Ubedillah juga mendorong keterlibatan lembaga negara untuk memastikan proses hukum berjalan secara transparan dan akuntabel.
Ia meminta Dewan Perwakilan Rakyat Republik Indonesia (DPR) serta Komisi Nasional Hak Asasi Manusia (Komnas HAM) ikut mengawasi proses hukum dengan membentuk tim pencari fakta.

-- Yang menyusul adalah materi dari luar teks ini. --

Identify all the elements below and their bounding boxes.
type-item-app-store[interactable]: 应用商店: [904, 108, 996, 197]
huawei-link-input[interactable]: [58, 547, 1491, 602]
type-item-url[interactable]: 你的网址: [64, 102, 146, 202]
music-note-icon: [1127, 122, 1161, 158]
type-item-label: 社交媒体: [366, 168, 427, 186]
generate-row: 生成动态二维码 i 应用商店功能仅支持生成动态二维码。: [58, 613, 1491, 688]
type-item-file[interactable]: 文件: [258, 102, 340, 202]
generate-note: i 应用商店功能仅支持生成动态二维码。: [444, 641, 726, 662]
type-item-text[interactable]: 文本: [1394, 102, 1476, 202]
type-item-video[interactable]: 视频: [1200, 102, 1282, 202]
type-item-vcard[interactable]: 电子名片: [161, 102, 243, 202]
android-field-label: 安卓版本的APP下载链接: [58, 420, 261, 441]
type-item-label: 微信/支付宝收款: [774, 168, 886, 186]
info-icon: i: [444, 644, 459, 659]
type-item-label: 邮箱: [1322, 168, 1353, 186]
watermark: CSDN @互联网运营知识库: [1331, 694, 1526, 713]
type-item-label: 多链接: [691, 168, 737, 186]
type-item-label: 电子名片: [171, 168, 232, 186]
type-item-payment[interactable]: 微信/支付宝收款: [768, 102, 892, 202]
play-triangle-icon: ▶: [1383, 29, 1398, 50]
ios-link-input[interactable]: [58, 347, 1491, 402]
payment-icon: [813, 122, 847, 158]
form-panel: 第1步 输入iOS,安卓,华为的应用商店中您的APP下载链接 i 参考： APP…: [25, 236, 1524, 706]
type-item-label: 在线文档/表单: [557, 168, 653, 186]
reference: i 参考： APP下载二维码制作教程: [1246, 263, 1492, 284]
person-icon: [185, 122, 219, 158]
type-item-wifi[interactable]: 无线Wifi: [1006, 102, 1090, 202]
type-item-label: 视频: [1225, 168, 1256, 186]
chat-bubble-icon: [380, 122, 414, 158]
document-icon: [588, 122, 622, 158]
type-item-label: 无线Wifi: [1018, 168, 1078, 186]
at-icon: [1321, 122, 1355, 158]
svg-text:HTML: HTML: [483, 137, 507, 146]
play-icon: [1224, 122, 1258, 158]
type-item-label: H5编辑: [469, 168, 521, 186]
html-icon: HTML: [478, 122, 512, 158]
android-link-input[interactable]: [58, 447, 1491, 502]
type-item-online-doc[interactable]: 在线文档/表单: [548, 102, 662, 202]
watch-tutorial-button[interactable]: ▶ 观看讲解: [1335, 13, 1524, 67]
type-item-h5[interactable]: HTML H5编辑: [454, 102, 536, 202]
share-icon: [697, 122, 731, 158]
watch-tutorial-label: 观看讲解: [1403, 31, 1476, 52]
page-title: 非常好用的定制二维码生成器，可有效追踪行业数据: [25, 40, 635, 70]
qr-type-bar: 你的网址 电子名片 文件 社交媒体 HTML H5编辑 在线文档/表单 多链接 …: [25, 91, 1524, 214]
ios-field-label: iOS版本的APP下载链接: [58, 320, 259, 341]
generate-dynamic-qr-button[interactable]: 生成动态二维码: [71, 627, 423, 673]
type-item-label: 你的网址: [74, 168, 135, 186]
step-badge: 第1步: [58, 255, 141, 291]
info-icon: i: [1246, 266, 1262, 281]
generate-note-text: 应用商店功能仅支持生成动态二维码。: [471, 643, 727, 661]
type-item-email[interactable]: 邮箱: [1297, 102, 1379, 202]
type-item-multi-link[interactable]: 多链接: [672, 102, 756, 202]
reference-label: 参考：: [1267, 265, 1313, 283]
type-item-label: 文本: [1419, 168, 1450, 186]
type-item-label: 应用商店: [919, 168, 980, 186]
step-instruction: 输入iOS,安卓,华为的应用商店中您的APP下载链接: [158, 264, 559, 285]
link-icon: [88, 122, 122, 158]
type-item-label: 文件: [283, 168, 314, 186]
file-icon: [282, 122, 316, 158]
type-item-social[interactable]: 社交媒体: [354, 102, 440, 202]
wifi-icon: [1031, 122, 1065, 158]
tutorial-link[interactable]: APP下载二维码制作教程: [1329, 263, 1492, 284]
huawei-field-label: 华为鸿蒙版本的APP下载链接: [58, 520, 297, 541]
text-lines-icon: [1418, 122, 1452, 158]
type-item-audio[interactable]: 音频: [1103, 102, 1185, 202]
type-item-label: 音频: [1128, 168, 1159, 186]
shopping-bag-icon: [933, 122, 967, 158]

Menurutnya, pembentukan tim independen tersebut penting untuk menjembatani berbagai informasi yang beredar sekaligus memastikan mekanisme peradilan yang digunakan benar-benar tepat.
“Langkah ini juga penting untuk memastikan keterbukaan informasi kepada publik serta mengawasi jalannya proses hukum,” jelasnya.
Ubedillah berharap kasus penyiraman air keras terhadap aktivis KontraS tersebut dapat segera diungkap secara terang benderang.
Ia juga menekankan pentingnya pengusutan hingga ke pelaku intelektual di balik aksi kekerasan tersebut.
“Harapannya kasus ini cepat selesai dengan terang benderang sehingga publik tidak lagi mendapatkan opini yang tidak terarah dan kasus ini diusut tuntas sampai pelaku intelektualnya,” ujarnya.
Kronologi Penyiraman Air Keras Aktivis KontraS
Diketahui, aktivis KontraS, Andrie Yunus, menjadi korban penyiraman air keras oleh orang tak dikenal saat mengendarai sepeda motor di kawasan Jalan Salemba I, Jakarta Pusat.
Peristiwa tersebut menuai perhatian luas karena korban merupakan bagian dari organisasi yang selama ini dikenal aktif mengawasi isu hak asasi manusia di Indonesia.
Aksi penyiraman air keras terhadap aktivis HAM tersebut dinilai sebagai bentuk kekerasan serius yang mencederai prinsip negara hukum, demokrasi, serta perlindungan hak asasi manusia di Indonesia.
Sejumlah pihak pun mendesak agar proses hukum berjalan secara transparan, akuntabel, dan mampu memberikan rasa keadilan bagi korban serta masyarakat luas.